Search This Blog

Wednesday, April 28, 2010

Money Business, Playing the Market, Be Your Own Boss from Heinemann

Reading level: grades 3-5

These books are great for anyone who wants to learn a little about economics.

Be Your Own Boss -Describes simple characteristics of small businesses and how to start and manage a small business.

Money Business - Focuses on the fundamental forces that drive the economy, as well as history and economic principles. It touches on the laws of supply and demand and a quick history of the first bankers.

Playing the Market -There is a brief definition of the economy, savings and investments and how companies raise money. It explains the differences between stocks and bonds, interest rates, the role of government and the Federal Reserve. The book ends with instructions for reading newspaper stock reports.

Tuesday, April 27, 2010

The Country Wife by William Wycherley

The Country Wife is a controversial sexually explicit play written in 1675. It is complicated and difficult to read.

There are three plots in the play:

1. Horner pretends to be impotent in order to sleep with as many married women as possible. He spreads the rumor of his impotence, in order to convince married men that he can be trusted to socialize with their wives.

2. Pinchwife -a middle-aged man who marries a naive country girl hoping that he will not be cuckolded (a man being cuckolded is the last to know of his wife's infidelity). Until Horner gets a hold of her.

3. The love story of Harcourt and Alithea - Harcourt wins the hand of Alithea from the hands of the Upper-class town snob after she discovered he only loves her for her money.

Thursday, April 15, 2010

The Battle of the Labyrinth by Rick Riordan

Percy does not get a break. Soon to be 15, Percy has girl problems and must save the world from the Titan lord Kronos. Annabeth is the leader of this quest with Percy, Grover and Rachel (a mortal). They must go through the Labyrinth to find Daedalus before Luke’s army storms Camp Half-blood. The Labyrinth is a confusing maze and they soon encounter gods and creatures, some friendly but most are out for blood.

Like the first three, this is fun, full of adventure and I enjoy how Riordan goes back and forth between reality and fantasy.

Crime and Punishment by Fyodor Dostoevsky

Is murder acceptable in pursuit of a higher purpose? Dostoyevsky presents this argument brilliantly. Taking us through Raskolnikov’s daily activities and thought pattern.

Raskolnikov thinks of himself as “extraordinary” and believes that extraordinary men have the right to commit a crime if it is for the good of humanity. He commits a murder, killing a despicable pawnbroker and her sister, to prove his point.

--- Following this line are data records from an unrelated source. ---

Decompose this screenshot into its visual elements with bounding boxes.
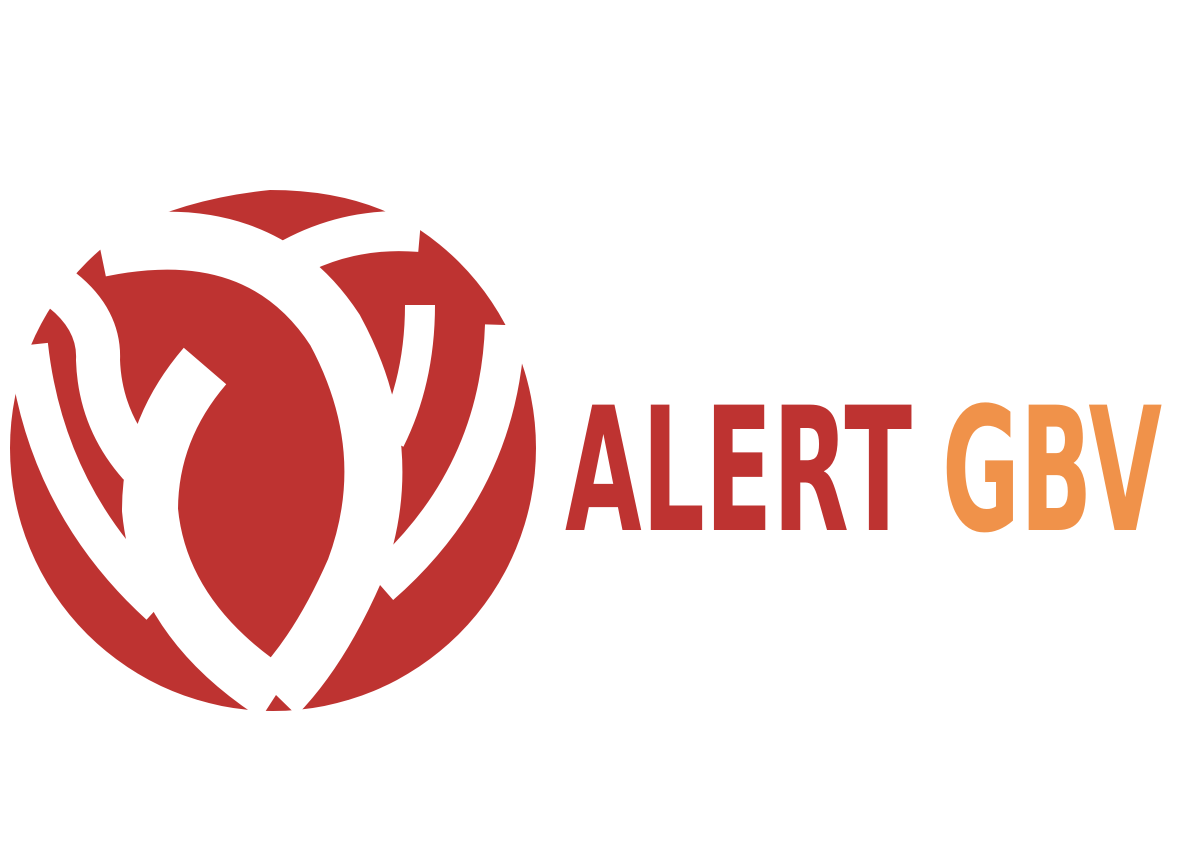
white-band	[94, 211, 403, 716]
logo-word-gbv: GBV	[942, 370, 1162, 571]
white-right-inner	[376, 304, 435, 447]
white-band-inner	[121, 347, 292, 719]
white-right	[366, 324, 525, 601]
white-left-inner	[47, 272, 157, 480]
logo-emblem	[0, 0, 560, 719]
white-left	[8, 342, 174, 620]
white-band-top	[260, 211, 422, 287]
logo-word-alert: ALERT	[565, 370, 912, 571]
top-cut	[0, 0, 560, 245]
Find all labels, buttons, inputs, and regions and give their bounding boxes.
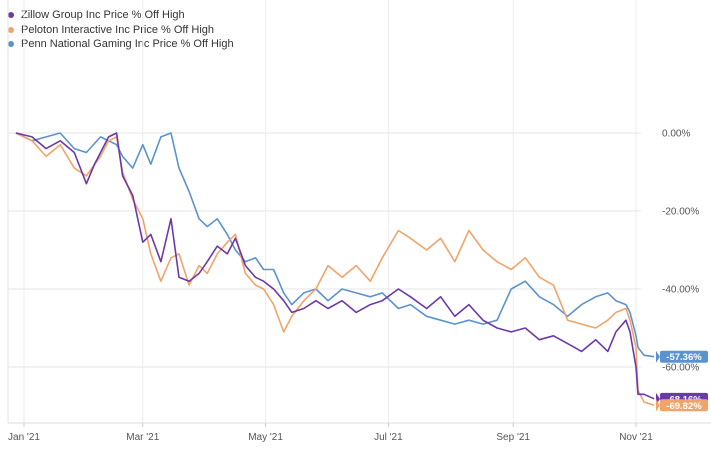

I remember thinking “he is so isolated and self absorbed” and completely out of touch with reality. I understood his anguish, he did everything right, he is extremely smart, good looking and hardworking. Why was he in this predicament; so poor that he couldn’t afford to eat or pay his rent? Why should an extraordinary man have to live this way while mean horrible awful people were allowed to have better lives and make the lives of decent people miserable? In his mind killing such horrible people is justifiable.